陳磊推門進來,眼圈黑得像熊貓,表情卻很亢奮,“城市場景通過率百分之九十九點三,高速場景百分之百。碾壓市麵上所有產品。”
“把測試視頻剪輯出來,發布會上放。”
“好嘞。”他把U盤插進電腦,“不過老大,有個事......”
“說。”
“今天上午有個獵頭給我打電話,開價雙倍年薪讓我去星途。許藝最近在瘋狂挖人,我們這些離職的老員工,條件給的很大方。”
林嶼抬起頭,“她怕了。”
“對,她怕了。”陳磊冷笑,“怕我們搞出新東西來,又拉不下臉來求我們。所以幹脆把錢撒出去,把人穩住,順便做給投資人看。”
“那為什麼你們倆還在這兒?”
陳磊咧嘴一笑,“跟著老大有肉吃。”
林嶼也笑了,“當年我研究生畢業第一份工作就是江哥帶的,別人給多少錢都挖不走。”
我看著他們,胸口湧上一股暖意。
下午三點,溫姐來了。
她做媒體十幾年,在這一行很有分量。
帶了一個拍攝團隊,說是要給我做專訪。
“江潮,你現在必須站出來。”她坐在我對麵,架好機位,“星途那邊也收到了你的發布會邀請函,許藝那邊已經在鋪稿子了,你如果不在輿論上反擊,發布會當天就算拿出產品,也會被他們說成是‘剽竊前公司技術’。”
“我知道。”我整了整衣服,“開始吧。
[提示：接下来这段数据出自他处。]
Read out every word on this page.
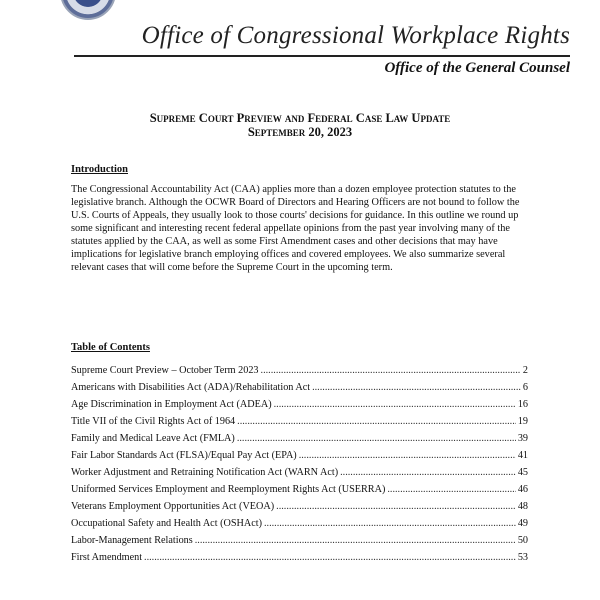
Office of Congressional Workplace Rights
Office of the General Counsel
Supreme Court Preview and Federal Case Law Update
September 20, 2023
Introduction
The Congressional Accountability Act (CAA) applies more than a dozen employee protection statutes to the legislative branch. Although the OCWR Board of Directors and Hearing Officers are not bound to follow the U.S. Courts of Appeals, they usually look to those courts' decisions for guidance. In this outline we round up some significant and interesting recent federal appellate opinions from the past year involving many of the statutes applied by the CAA, as well as some First Amendment cases and other decisions that may have implications for legislative branch employing offices and covered employees. We also summarize several relevant cases that will come before the Supreme Court in the upcoming term.
Table of Contents
Supreme Court Preview – October Term 2023 .....	2
Americans with Disabilities Act (ADA)/Rehabilitation Act .....	6
Age Discrimination in Employment Act (ADEA) .....	16
Title VII of the Civil Rights Act of 1964 .....	19
Family and Medical Leave Act (FMLA) .....	39
Fair Labor Standards Act (FLSA)/Equal Pay Act (EPA) .....	41
Worker Adjustment and Retraining Notification Act (WARN Act) .....	45
Uniformed Services Employment and Reemployment Rights Act (USERRA) .....	46
Veterans Employment Opportunities Act (VEOA) .....	48
Occupational Safety and Health Act (OSHAct) .....	49
Labor-Management Relations .....	50
First Amendment .....	53
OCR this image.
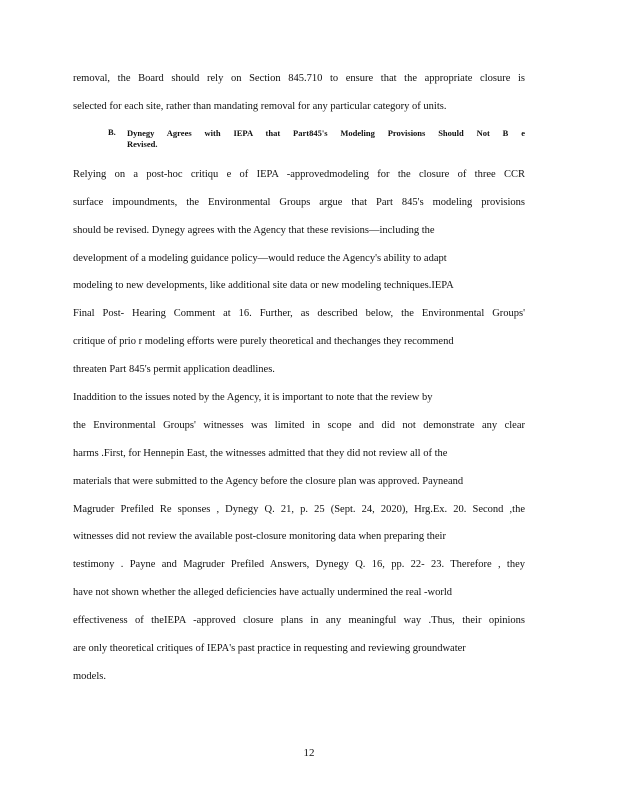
removal, the Board should rely on Section 845.710 to ensure that the appropriate closure is
selected for each site, rather than mandating removal for any particular category of units.
B. Dynegy Agrees with IEPA that Part845's Modeling Provisions Should Not B e
Revised.
Relying on a post-hoc critiqu e of IEPA -approvedmodeling for the closure of three CCR
surface impoundments, the Environmental Groups argue that Part 845's modeling provisions
should be revised. Dynegy agrees with the Agency that these revisions—including the
development of a modeling guidance policy—would reduce the Agency's ability to adapt
modeling to new developments, like additional site data or new modeling techniques.IEPA
Final Post- Hearing Comment at 16. Further, as described below, the Environmental Groups'
critique of prio r modeling efforts were purely theoretical and thechanges they recommend
threaten Part 845's permit application deadlines.
Inaddition to the issues noted by the Agency, it is important to note that the review by
the Environmental Groups' witnesses was limited in scope and did not demonstrate any clear
harms .First, for Hennepin East, the witnesses admitted that they did not review all of the
materials that were submitted to the Agency before the closure plan was approved. Payneand
Magruder Prefiled Re sponses , Dynegy Q. 21, p. 25 (Sept. 24, 2020), Hrg.Ex. 20. Second ,the
witnesses did not review the available post-closure monitoring data when preparing their
testimony . Payne and Magruder Prefiled Answers, Dynegy Q. 16, pp. 22- 23. Therefore , they
have not shown whether the alleged deficiencies have actually undermined the real -world
effectiveness of theIEPA -approved closure plans in any meaningful way .Thus, their opinions
are only theoretical critiques of IEPA's past practice in requesting and reviewing groundwater
models.
12
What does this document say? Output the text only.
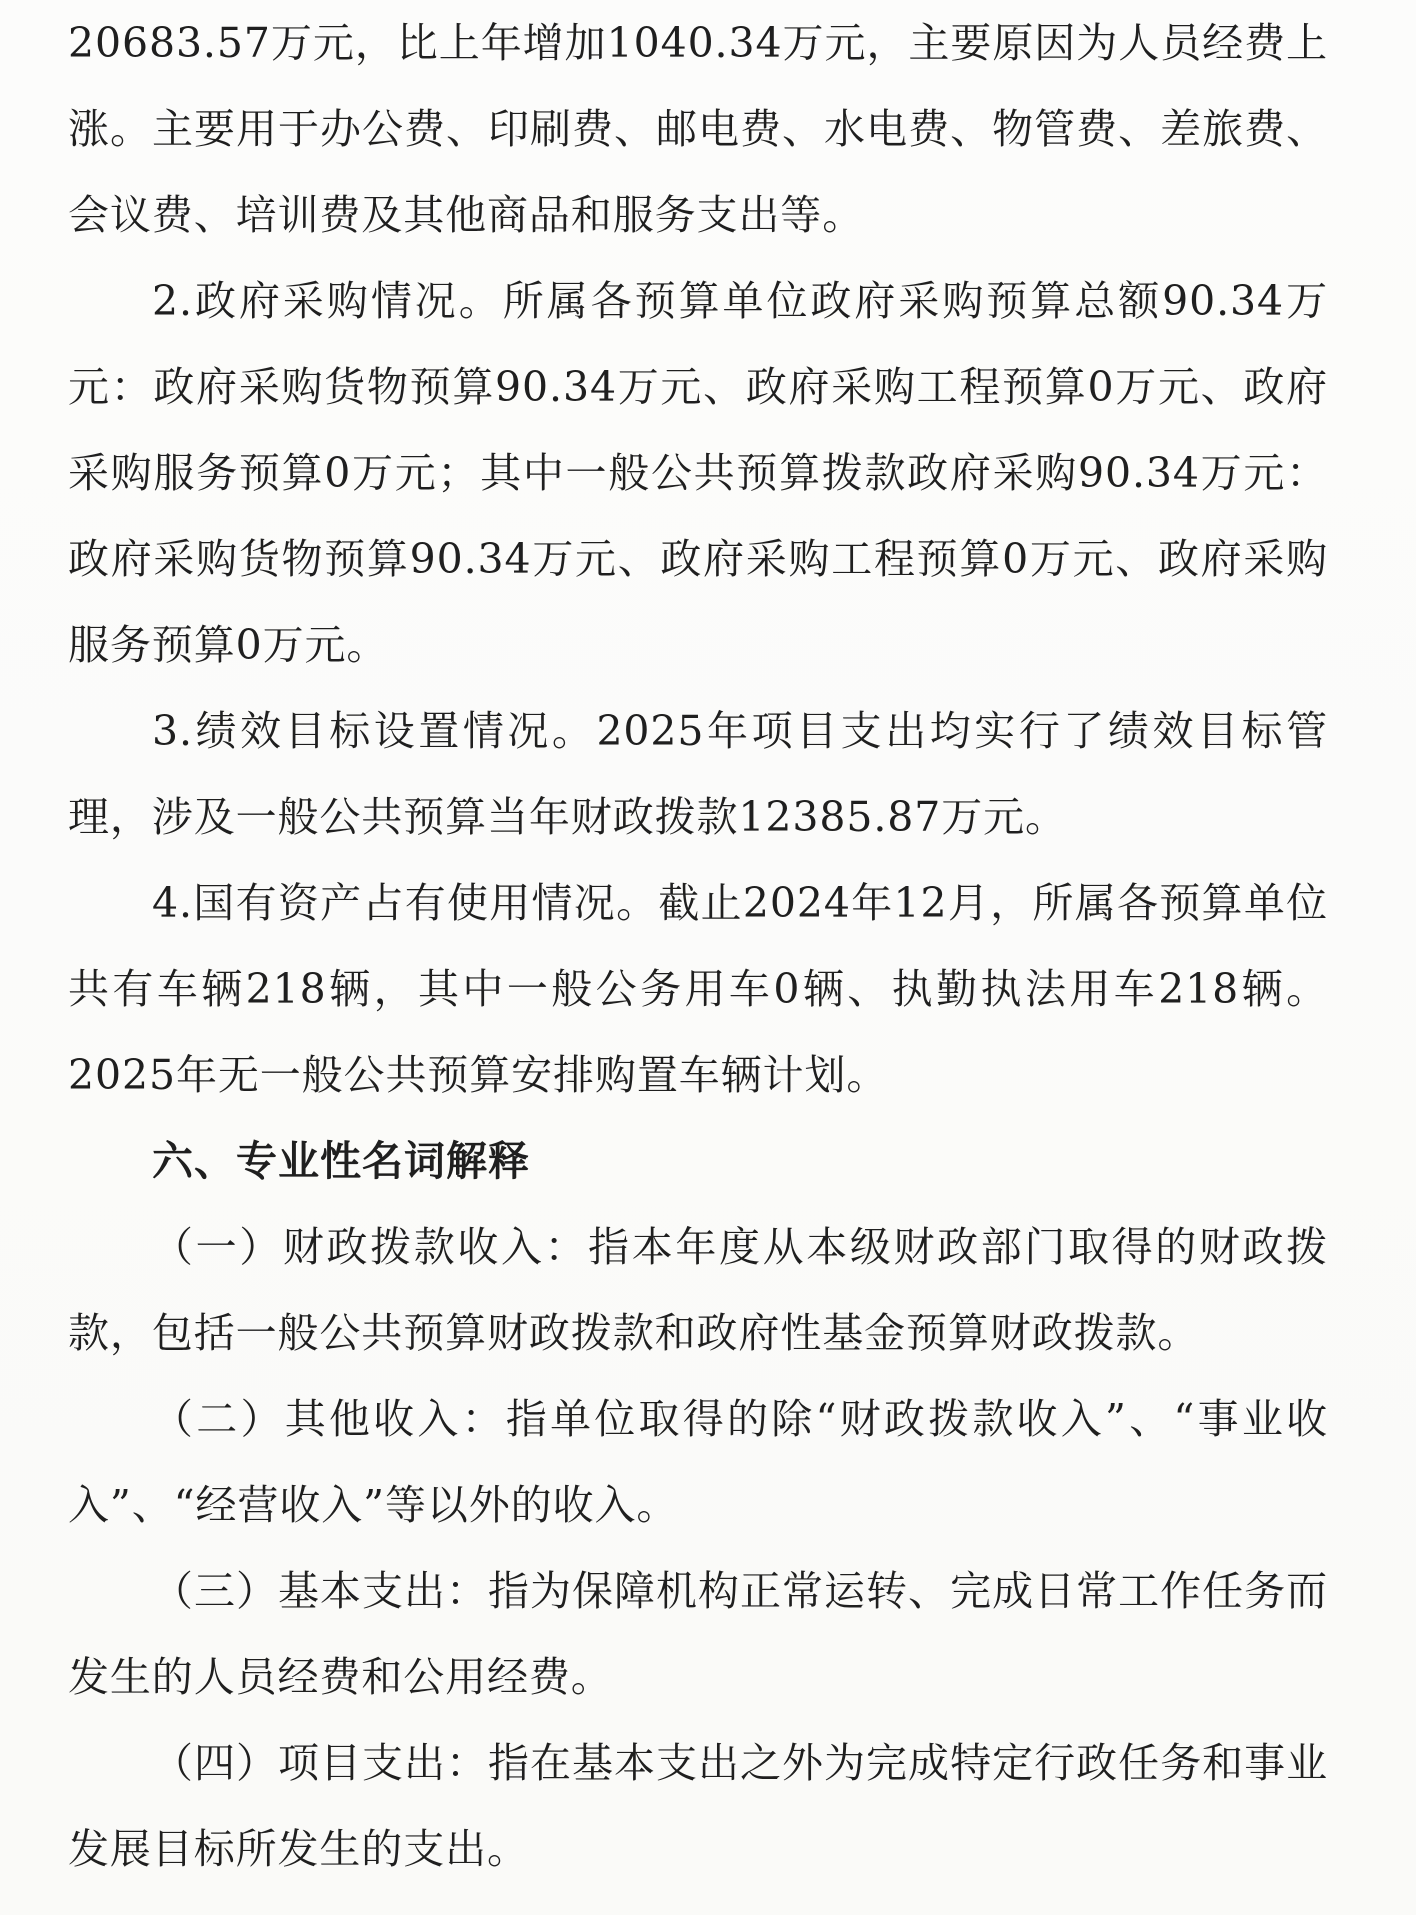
20683.57万元，比上年增加1040.34万元，主要原因为人员经费上涨。主要用于办公费、印刷费、邮电费、水电费、物管费、差旅费、会议费、培训费及其他商品和服务支出等。

2.政府采购情况。所属各预算单位政府采购预算总额90.34万元：政府采购货物预算90.34万元、政府采购工程预算0万元、政府采购服务预算0万元；其中一般公共预算拨款政府采购90.34万元：政府采购货物预算90.34万元、政府采购工程预算0万元、政府采购服务预算0万元。

3.绩效目标设置情况。2025年项目支出均实行了绩效目标管理，涉及一般公共预算当年财政拨款12385.87万元。

4.国有资产占有使用情况。截止2024年12月，所属各预算单位共有车辆218辆，其中一般公务用车0辆、执勤执法用车218辆。2025年无一般公共预算安排购置车辆计划。

六、专业性名词解释

（一）财政拨款收入：指本年度从本级财政部门取得的财政拨款，包括一般公共预算财政拨款和政府性基金预算财政拨款。

（二）其他收入：指单位取得的除“财政拨款收入”、“事业收入”、“经营收入”等以外的收入。

（三）基本支出：指为保障机构正常运转、完成日常工作任务而发生的人员经费和公用经费。

（四）项目支出：指在基本支出之外为完成特定行政任务和事业发展目标所发生的支出。
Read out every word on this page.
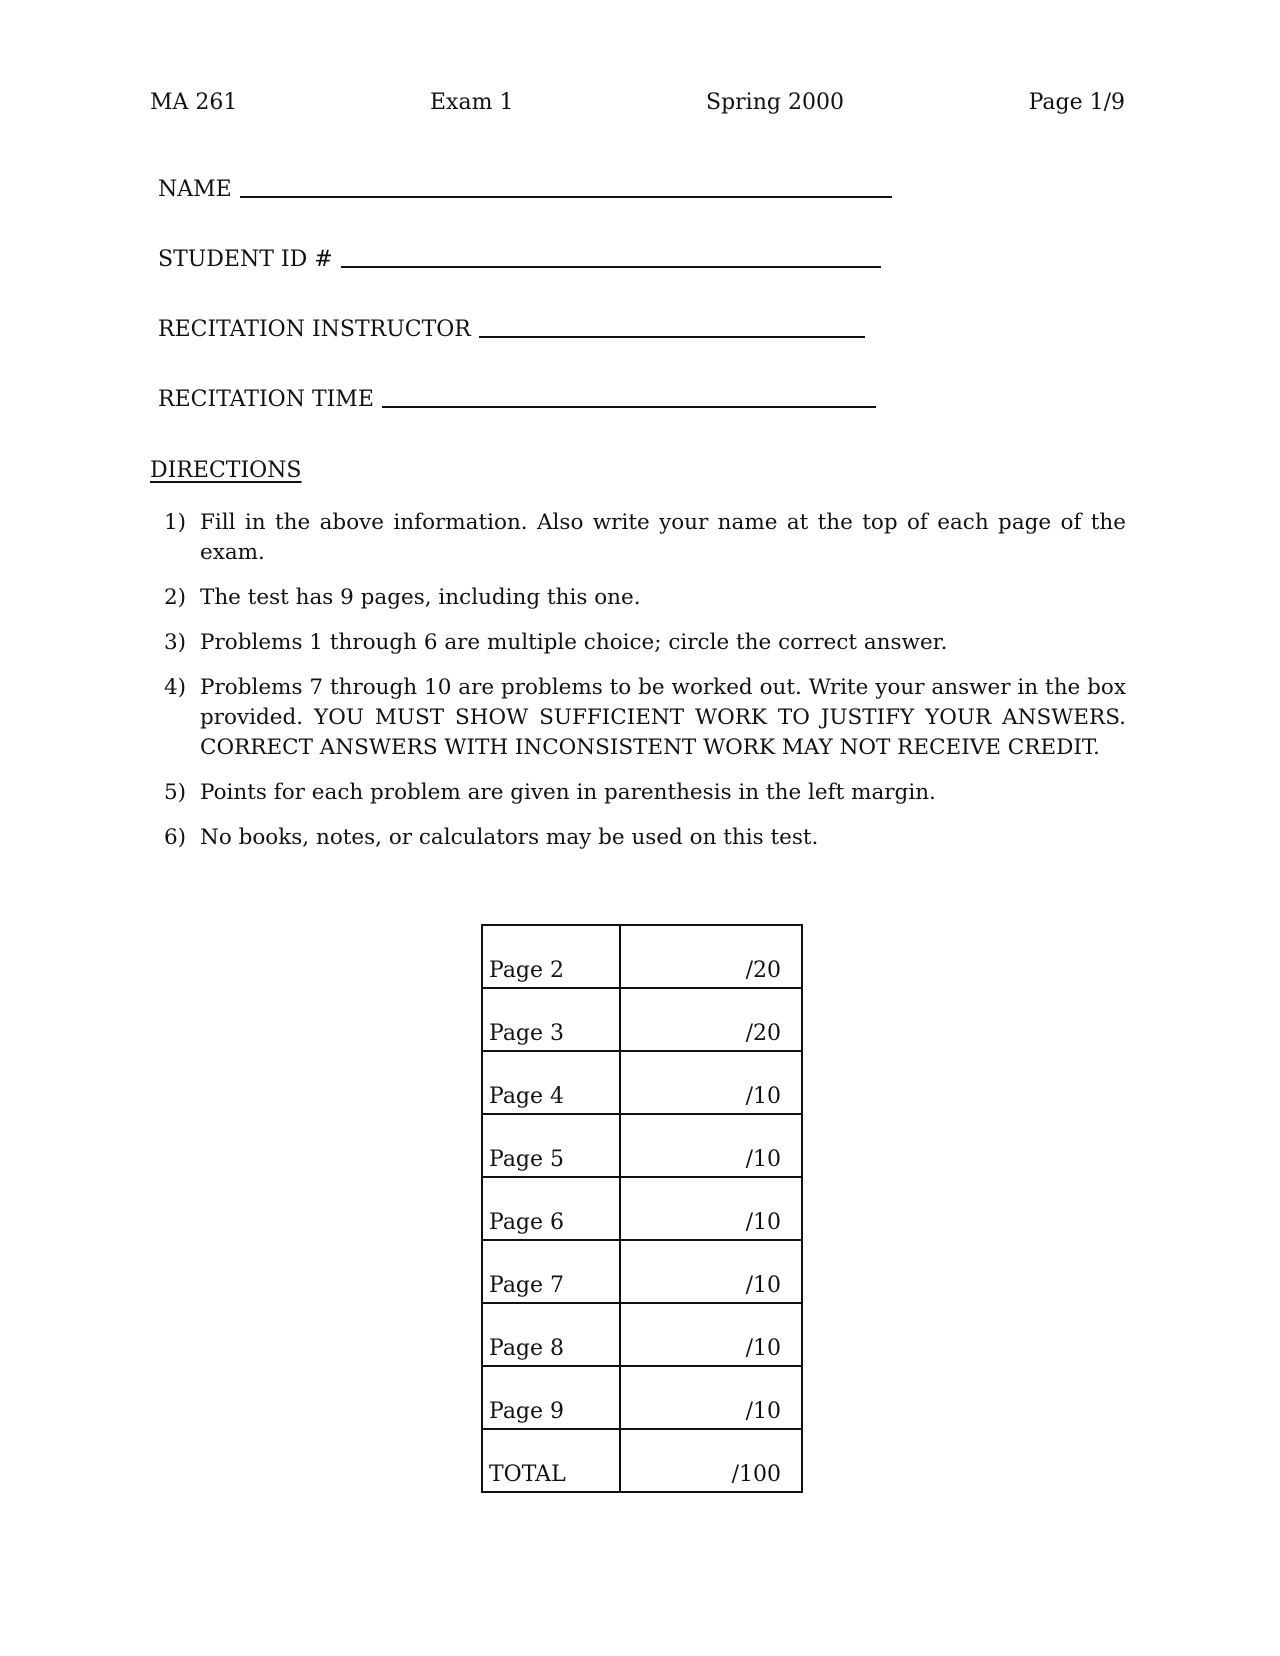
MA 261	Exam 1	Spring 2000	Page 1/9
NAME
STUDENT ID #
RECITATION INSTRUCTOR
RECITATION TIME
DIRECTIONS
1) Fill in the above information. Also write your name at the top of each page of the exam.
2) The test has 9 pages, including this one.
3) Problems 1 through 6 are multiple choice; circle the correct answer.
4) Problems 7 through 10 are problems to be worked out. Write your answer in the box provided. YOU MUST SHOW SUFFICIENT WORK TO JUSTIFY YOUR ANSWERS. CORRECT ANSWERS WITH INCONSISTENT WORK MAY NOT RECEIVE CREDIT.
5) Points for each problem are given in parenthesis in the left margin.
6) No books, notes, or calculators may be used on this test.
Page 2	/20
Page 3	/20
Page 4	/10
Page 5	/10
Page 6	/10
Page 7	/10
Page 8	/10
Page 9	/10
TOTAL	/100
”
鏡頭亮起紅燈。
溫姐開口:“江總,能跟我們說說,為什麼離開星途之後,會選擇重新創業嗎?”
我看著鏡頭。
“因為我放不下。”
“放不下什麼?”
“放不下那些代碼,那些設計圖,那些在實驗室裏通宵的夜晚。”我頓了頓,“星途科技的核心技術,從第一行代碼到最新的算法架構,全部出自我手。我走了,技術就死了。這個行業需要有人做更難的事,所以我回來了。”
“那許總那邊說,星途的技術團隊很穩定,L4級別的研發還在繼續。你怎麼看?”
“我祝他們順利。”
專訪結束後,溫姐讓人去剪片子。
她走過來,低聲說:“江潮,我剛收到消息,許藝那邊也臨時加了一場媒體見麵會,時間就定在明天下午。你發布會前一天。”
林嶼皺眉,“這是要截胡。”
“不止。”溫姐說,“她請了很多投資人,徐燕妮也會去。”
我沉默了幾秒。
“讓他們開,產品不會騙人。”
可是第二天上午,出事了。
我們約好的實車演示場地,突然被通知合同取消。